12:30 p.m. Picnic lunch

Pack a lunch for you and the pooch and head to Hamlin Beach State Park, which is about 30-40 minutes northwest of Rochester. The park's Area 5 is dog-friendly. If everyone's up for a longer drive, the unique and fun Griffis Sculpture Park is south of Buffalo close to Ellicottville. Its acres and acres of land contains some woods, some cleared areas, some water, and masses of large and small sculptures to discover throughout (griffispark.org/griffis-sculpture-park).

Or drive south of Rochester to the Hemlock-Canadice Lakes areas — there are a few parks along the way you can stop and explore. Bring towels and water (for drinking and for wiping down a dirty pup). The fall foliage makes the Finger Lakes a great destination and many of the wineries tend to be dog accommodating (check before heading out).

2 p.m. Walk for ice cream

Back in the city, there are a bunch of dog-friendly spots where you and your fuzzy friend can score a frozen treat. For example, Sweet Mist in Henrietta not only allows dogs on the patio but it also offers some ice cream treats for them.

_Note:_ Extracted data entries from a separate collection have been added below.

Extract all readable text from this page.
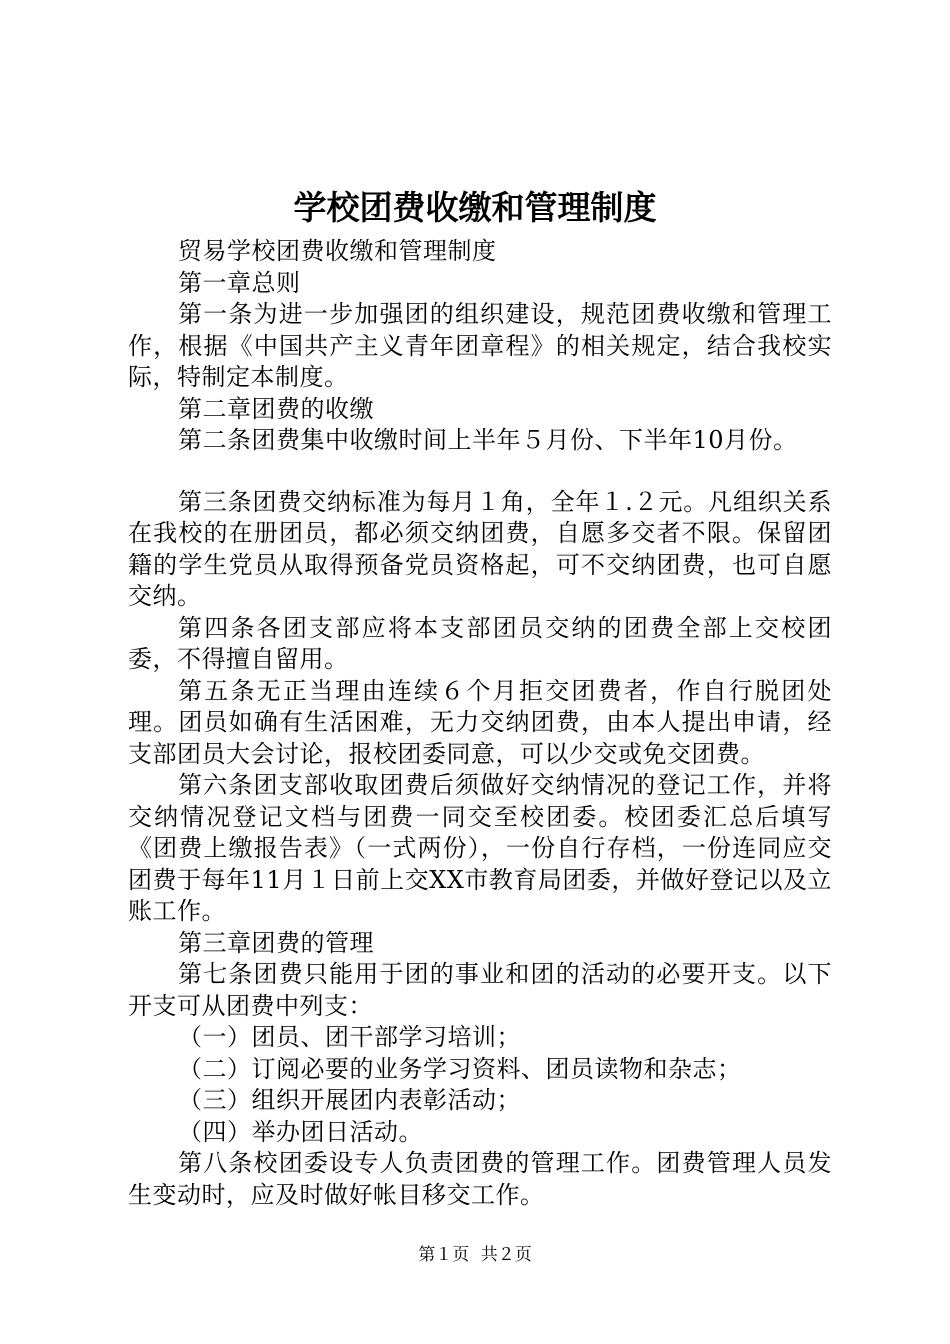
学校团费收缴和管理制度

贸易学校团费收缴和管理制度

第一章总则

第一条为进一步加强团的组织建设，规范团费收缴和管理工作，根据《中国共产主义青年团章程》的相关规定，结合我校实际，特制定本制度。

第二章团费的收缴

第二条团费集中收缴时间上半年５月份、下半年10月份。

第三条团费交纳标准为每月１角，全年１.２元。凡组织关系在我校的在册团员，都必须交纳团费，自愿多交者不限。保留团籍的学生党员从取得预备党员资格起，可不交纳团费，也可自愿交纳。

第四条各团支部应将本支部团员交纳的团费全部上交校团委，不得擅自留用。

第五条无正当理由连续６个月拒交团费者，作自行脱团处理。团员如确有生活困难，无力交纳团费，由本人提出申请，经支部团员大会讨论，报校团委同意，可以少交或免交团费。

第六条团支部收取团费后须做好交纳情况的登记工作，并将交纳情况登记文档与团费一同交至校团委。校团委汇总后填写《团费上缴报告表》（一式两份），一份自行存档，一份连同应交团费于每年11月１日前上交XX市教育局团委，并做好登记以及立账工作。

第三章团费的管理

第七条团费只能用于团的事业和团的活动的必要开支。以下开支可从团费中列支：

（一）团员、团干部学习培训；

（二）订阅必要的业务学习资料、团员读物和杂志；

（三）组织开展团内表彰活动；

（四）举办团日活动。

第八条校团委设专人负责团费的管理工作。团费管理人员发生变动时，应及时做好帐目移交工作。

第１页 共２页
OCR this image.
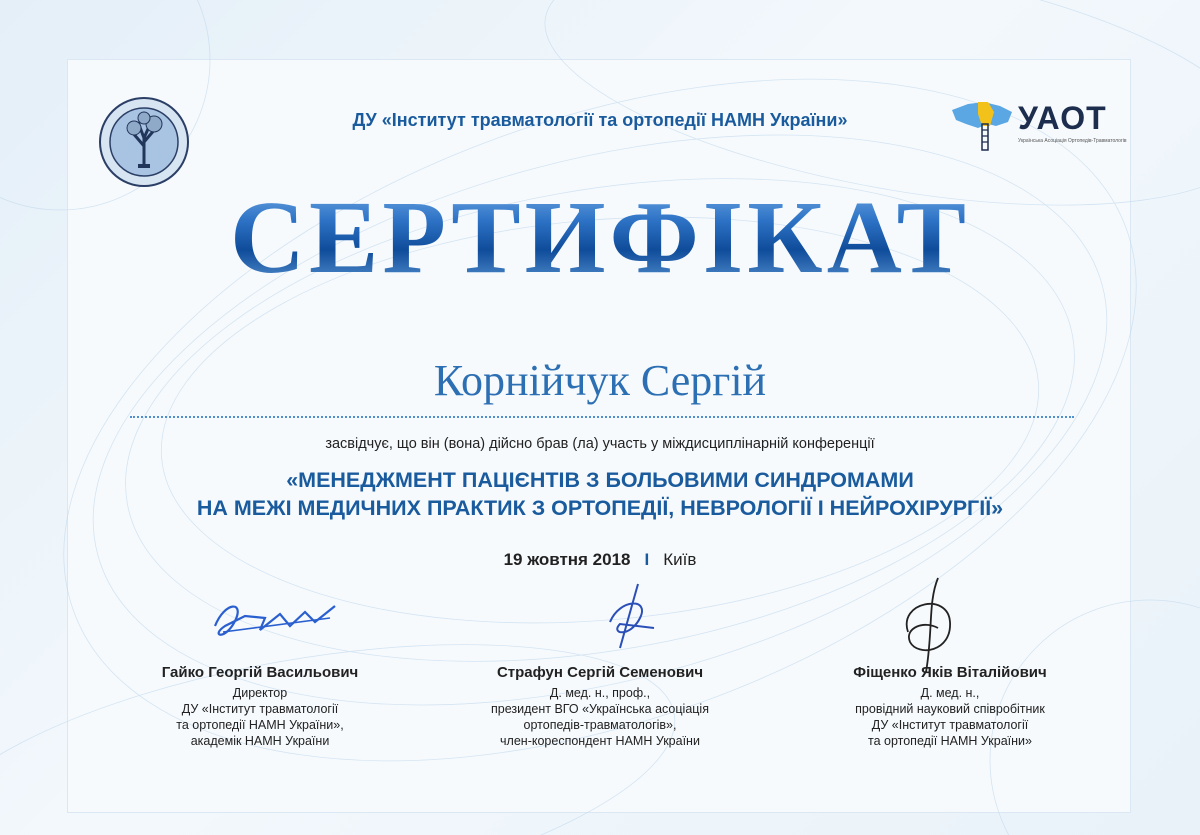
УАОТ
Українська Асоціація Ортопедів-Травматологів
ДУ «Інститут травматології та ортопедії НАМН України»
СЕРТИФІКАТ
Корнійчук Сергій
засвідчує, що він (вона) дійсно брав (ла) участь у міждисциплінарній конференції
«МЕНЕДЖМЕНТ ПАЦІЄНТІВ З БОЛЬОВИМИ СИНДРОМАМИ
НА МЕЖІ МЕДИЧНИХ ПРАКТИК З ОРТОПЕДІЇ, НЕВРОЛОГІЇ І НЕЙРОХІРУРГІЇ»
19 жовтня 2018 I Київ
Гайко Георгій Васильович
Директор
ДУ «Інститут травматології
та ортопедії НАМН України»,
академік НАМН України
Страфун Сергій Семенович
Д. мед. н., проф.,
президент ВГО «Українська асоціація
ортопедів-травматологів»,
член-кореспондент НАМН України
Фіщенко Яків Віталійович
Д. мед. н.,
провідний науковий співробітник
ДУ «Інститут травматології
та ортопедії НАМН України»
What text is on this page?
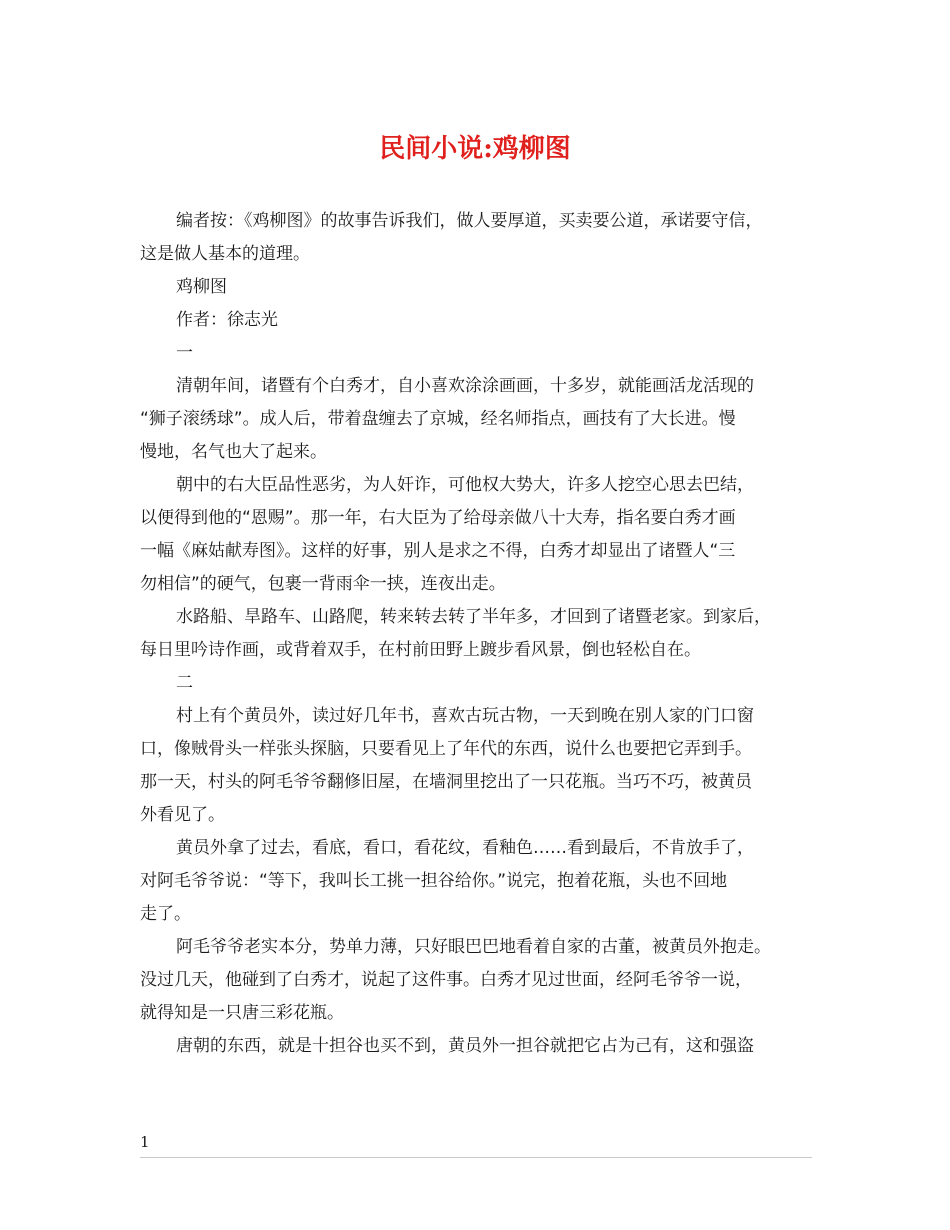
民间小说:鸡柳图
编者按：《鸡柳图》的故事告诉我们，做人要厚道，买卖要公道，承诺要守信，
这是做人基本的道理。
鸡柳图
作者：徐志光
一
清朝年间，诸暨有个白秀才，自小喜欢涂涂画画，十多岁，就能画活龙活现的
“狮子滚绣球”。成人后，带着盘缠去了京城，经名师指点，画技有了大长进。慢
慢地，名气也大了起来。
朝中的右大臣品性恶劣，为人奸诈，可他权大势大，许多人挖空心思去巴结，
以便得到他的“恩赐”。那一年，右大臣为了给母亲做八十大寿，指名要白秀才画
一幅《麻姑献寿图》。这样的好事，别人是求之不得，白秀才却显出了诸暨人“三
勿相信”的硬气，包裹一背雨伞一挟，连夜出走。
水路船、旱路车、山路爬，转来转去转了半年多，才回到了诸暨老家。到家后，
每日里吟诗作画，或背着双手，在村前田野上踱步看风景，倒也轻松自在。
二
村上有个黄员外，读过好几年书，喜欢古玩古物，一天到晚在别人家的门口窗
口，像贼骨头一样张头探脑，只要看见上了年代的东西，说什么也要把它弄到手。
那一天，村头的阿毛爷爷翻修旧屋，在墙洞里挖出了一只花瓶。当巧不巧，被黄员
外看见了。
黄员外拿了过去，看底，看口，看花纹，看釉色……看到最后，不肯放手了，
对阿毛爷爷说：“等下，我叫长工挑一担谷给你。”说完，抱着花瓶，头也不回地
走了。
阿毛爷爷老实本分，势单力薄，只好眼巴巴地看着自家的古董，被黄员外抱走。
没过几天，他碰到了白秀才，说起了这件事。白秀才见过世面，经阿毛爷爷一说，
就得知是一只唐三彩花瓶。
唐朝的东西，就是十担谷也买不到，黄员外一担谷就把它占为己有，这和强盗
1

Also in Henrietta, Read's Ice Cream has dog-friendly ice cream treats and pups are welcome on the patio and gazebo as well.

A sweet pupper enjoys a cold one on the patio at Other Half Brewing in Bloomfield. - FILE PHOTO
  • FILE PHOTO
  • A sweet pupper enjoys a cold one on the patio at Other Half Brewing in Bloomfield.

6 p.m. Open-air dinner & beers

The pleasure of eating outdoors should be shared, and can be shared with puppers, too. Lots of breweries (with menus) and restaurants will let you hang out with your dog in outdoor areas. Tap and Mallet is basically a dog beach in the summer, and they'll bring your pooch a bowl of water. Swiftwater Brewing on Mount Hope is pro-pooch, as is Old Stone Tavern in the South Wedge.

Both Triphammer Bierwerks out in Fairport and Brindle Haus Brewing in Spencerport welcome dogs. As for the city: basically the whole South Wedge is obsessed with dogs, so take your pick. Lux on South Avenue welcomes dogs before 9 p.m., and dogs are also allowed at Rochester Beer Park as well as Caverly's Irish Pub. After your beers and socializing, cap off the evening with a stroll along the River Trail.